Milton Pacheco, 65, is the oldest Bandits player.  (Ryan Tracy/The Bronx Ink)

Milton Pacheco, 65, is the oldest Bandits player. Teammates call him 'The Mummy.' (Ryan Tracy/The Bronx Ink)

Pacheco, who is 65, is regarded as the senior member of the Bandits squad. He remembers how the team used to have to travel outside the Bronx to find opponents. Once, the Bandits changed their team name so that they could be admitted to a league that wouldn’t have accepted them for fear that they would trounce the competition.

“We had a reputation, nobody wanted to play us,” he said. “Now we’re old and everybody wants to play us, but we’re still pretty good.”

The team’s competitive fire hasn’t subsided with age. Pacheco was tossed from a game in April after arguing balls and strikes from the pitcher’s mound. His replacement, Joe Capello, got berated for giving up too many walks. Said teammate Gilbert Rivera after the game: “he led their team in RBIs.”

Indeed, after the game is when the real fun starts. The guys sit on benches in the shade, sipping beer and hurling insults. They dissect the most recent game, pointing out that as older guys, they can’t make unforced mistakes. They discuss a team trip to Florida. Everyone is home. What’s better than sitting in the park talking baseball?

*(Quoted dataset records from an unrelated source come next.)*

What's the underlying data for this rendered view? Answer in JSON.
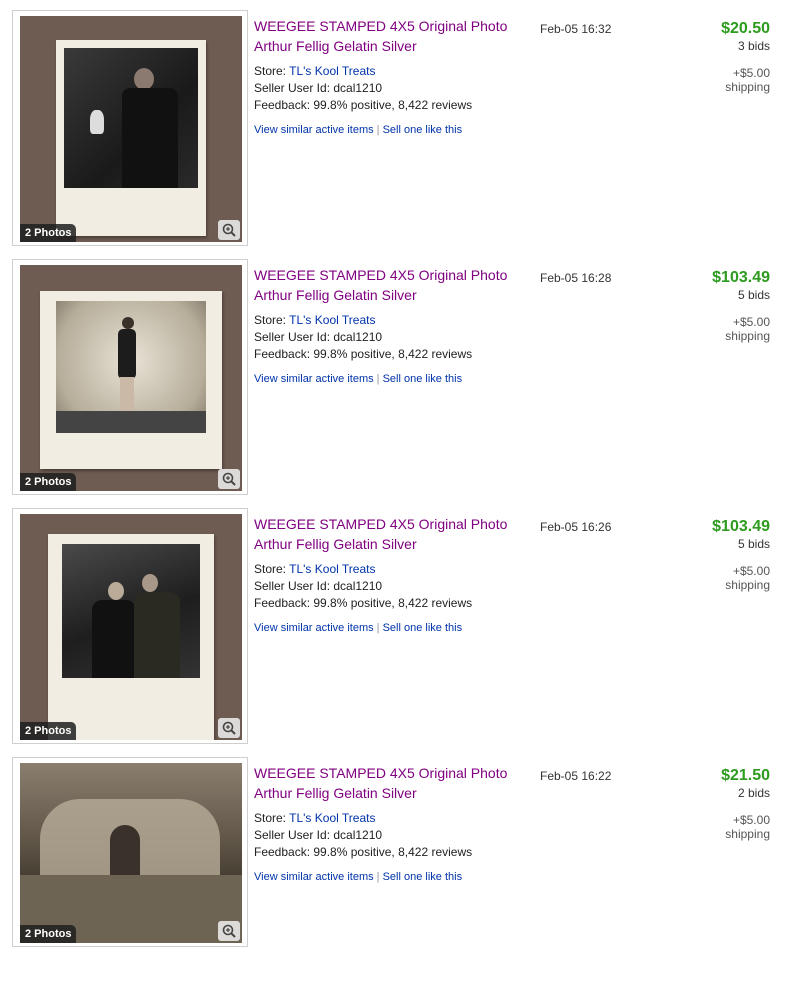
{
  "listings": [
    {
      "title_line1": "WEEGEE STAMPED 4X5 Original Photo",
      "title_line2": "Arthur Fellig Gelatin Silver",
      "store_label": "Store:",
      "store_name": "TL's Kool Treats",
      "seller": "Seller User Id: dcal1210",
      "feedback": "Feedback: 99.8% positive, 8,422 reviews",
      "link_similar": "View similar active items",
      "link_sep": "|",
      "link_sell": "Sell one like this",
      "photos_badge": "2 Photos",
      "date": "Feb-05 16:32",
      "price": "$20.50",
      "bids": "3 bids",
      "shipping_cost": "+$5.00",
      "shipping_label": "shipping",
      "photo_icon": "zoom-magnifier-icon"
    },
    {
      "title_line1": "WEEGEE STAMPED 4X5 Original Photo",
      "title_line2": "Arthur Fellig Gelatin Silver",
      "store_label": "Store:",
      "store_name": "TL's Kool Treats",
      "seller": "Seller User Id: dcal1210",
      "feedback": "Feedback: 99.8% positive, 8,422 reviews",
      "link_similar": "View similar active items",
      "link_sep": "|",
      "link_sell": "Sell one like this",
      "photos_badge": "2 Photos",
      "date": "Feb-05 16:28",
      "price": "$103.49",
      "bids": "5 bids",
      "shipping_cost": "+$5.00",
      "shipping_label": "shipping",
      "photo_icon": "zoom-magnifier-icon"
    },
    {
      "title_line1": "WEEGEE STAMPED 4X5 Original Photo",
      "title_line2": "Arthur Fellig Gelatin Silver",
      "store_label": "Store:",
      "store_name": "TL's Kool Treats",
      "seller": "Seller User Id: dcal1210",
      "feedback": "Feedback: 99.8% positive, 8,422 reviews",
      "link_similar": "View similar active items",
      "link_sep": "|",
      "link_sell": "Sell one like this",
      "photos_badge": "2 Photos",
      "date": "Feb-05 16:26",
      "price": "$103.49",
      "bids": "5 bids",
      "shipping_cost": "+$5.00",
      "shipping_label": "shipping",
      "photo_icon": "zoom-magnifier-icon"
    },
    {
      "title_line1": "WEEGEE STAMPED 4X5 Original Photo",
      "title_line2": "Arthur Fellig Gelatin Silver",
      "store_label": "Store:",
      "store_name": "TL's Kool Treats",
      "seller": "Seller User Id: dcal1210",
      "feedback": "Feedback: 99.8% positive, 8,422 reviews",
      "link_similar": "View similar active items",
      "link_sep": "|",
      "link_sell": "Sell one like this",
      "photos_badge": "2 Photos",
      "date": "Feb-05 16:22",
      "price": "$21.50",
      "bids": "2 bids",
      "shipping_cost": "+$5.00",
      "shipping_label": "shipping",
      "photo_icon": "zoom-magnifier-icon"
    }
  ],
  "colors": {
    "title": "#800080",
    "link": "#0033aa",
    "price": "#2d9b1e"
  }
}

“Sometimes we don’t see each other for six, seven months. You’ll meet up again in April, hang out, have a little brew after the game, you know what I mean?” Pacheco said. “We spend the whole day here. You look forward to it.”

Said Rodriguez: “I do anything I can to be part of the team. I keep score, I coach the bases, just to be here. And there’s a lot of guys like that … It’s in your blood.

“They’re gonna bury me in the mound when I die,” he added, laughing. “That’s the way it is.”